Fedora 16 installed without a hitch and I used it for about a week. Great
distro if you do not mind tinkering to get things to work as well as in
Kubuntu. There are some great online guides.

Next on my list is Mint 12 and perhaps Arch which I have
only previously installed in a VM.

 
Answer #5    Answered On: Feb 07    

I just switched from Ubuntu 10.04 to Mint Linux 11 to try out. I like it
better than
10.04 for a couple of reasons. It seems to be faster in connection to my
Wifi,
and just faster in general. I still haven't seen how well the sound
works in all
aspects. The sound works as well as 10.04 did on internal speakers,
still need to
test with headphones, 10.04 didn't work with headphones, if Mint doesn't
either
I do have the work around I had with 10.04 to fall back on.

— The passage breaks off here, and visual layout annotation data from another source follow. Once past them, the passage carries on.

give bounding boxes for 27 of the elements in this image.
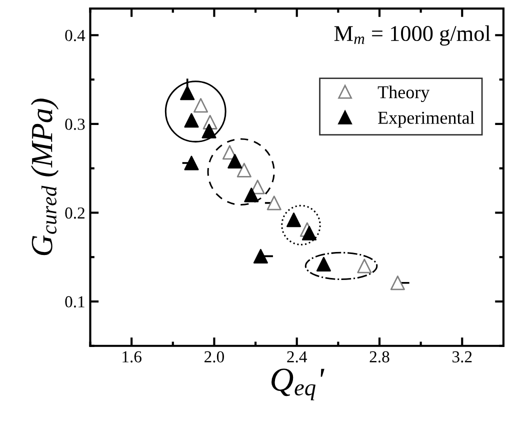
point — [253, 248, 268, 264]
annotation: M$_{m}$ = 1000 g/mol — [334, 25, 490, 46]
point — [302, 226, 317, 240]
x-tick-label: 2.8 — [370, 351, 390, 363]
point — [236, 162, 252, 178]
y-tick-label: 0.3 — [65, 118, 85, 130]
x-tick-label: 3.2 — [452, 351, 472, 363]
y-axis-title: G$_{cured}$ (MPa) — [30, 98, 59, 256]
point — [184, 156, 199, 170]
x-tick-label: 2.4 — [287, 351, 308, 363]
y-tick-label: 0.2 — [65, 207, 84, 219]
y-tick-label: 0.4 — [65, 30, 86, 42]
legend-label: Experimental — [378, 111, 474, 128]
point — [202, 124, 216, 138]
y-tick-label: 0.1 — [65, 296, 84, 308]
point — [184, 113, 199, 128]
point — [266, 196, 282, 210]
legend-label: Theory — [378, 86, 430, 102]
point — [357, 258, 372, 274]
point — [244, 188, 259, 202]
point — [316, 256, 331, 272]
point — [228, 154, 242, 169]
point — [390, 276, 405, 290]
x-tick-label: 1.6 — [122, 351, 142, 363]
x-tick-label: 2.0 — [204, 351, 224, 363]
point — [180, 86, 195, 100]
x-axis-title: Q$_{eq}$' — [272, 368, 324, 400]
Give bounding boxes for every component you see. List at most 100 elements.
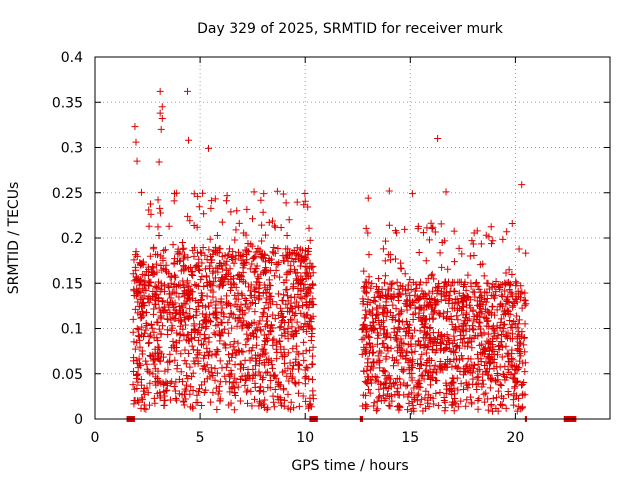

My main reason to change was knowing that the next LTS would have the
new Unity
in I wanted to try something more in keeping with 10.04. I am glad I
switched. I had
tried Mint 8 some time ago, then Mint 9 and didn't see much to make me
change. Then
read some nice reviews on 11 and some plans for 12, so I may try the
live when it settles
down.

 
Answer #6    Answered On: Feb 07    

Glad it worked out for you. I is good to have reviews from users and the
reasons why it is good or not. Which DE are you using, MGSE, GNOME Shell or
Mate?

I will give it a spin sometime soon. It won't replace anything as my
Kubuntu installation is complicated and I like it that way. But it will
find a home one one of my many partitions.

 
Answer #7    Answered On: Feb 07    

The Gnome web site offers a download, which happens to be OpenSuse. When I
installed it as the third OS on my laptop, I told it not to install Grub. It
whined, but accepted my decision. Then I booted Ubuntu and told it to sudo
update-grub, and it picked up the OpenSuse installation just fine.

Since then, I replaced OpenSuse with Kubuntu 11.10.

 
Answer #8    Answered On: Feb 07    

I think the reason why GNOME did not make the GNOME Classic a fallback is
they did not want to compete with GNOME Shell which they hope people adopt.
The what-if-you -had-a-party-and-nobody-came syndrome. :) Also they wanted
throw all of their resources behind the Shell. Apparently there was some
push by developers chiefly from Redhat to keep GNOME classic, but they
worked on GNOME Shell against their better instinct because that is the way
RH operates. They respect downstream and go with the flow.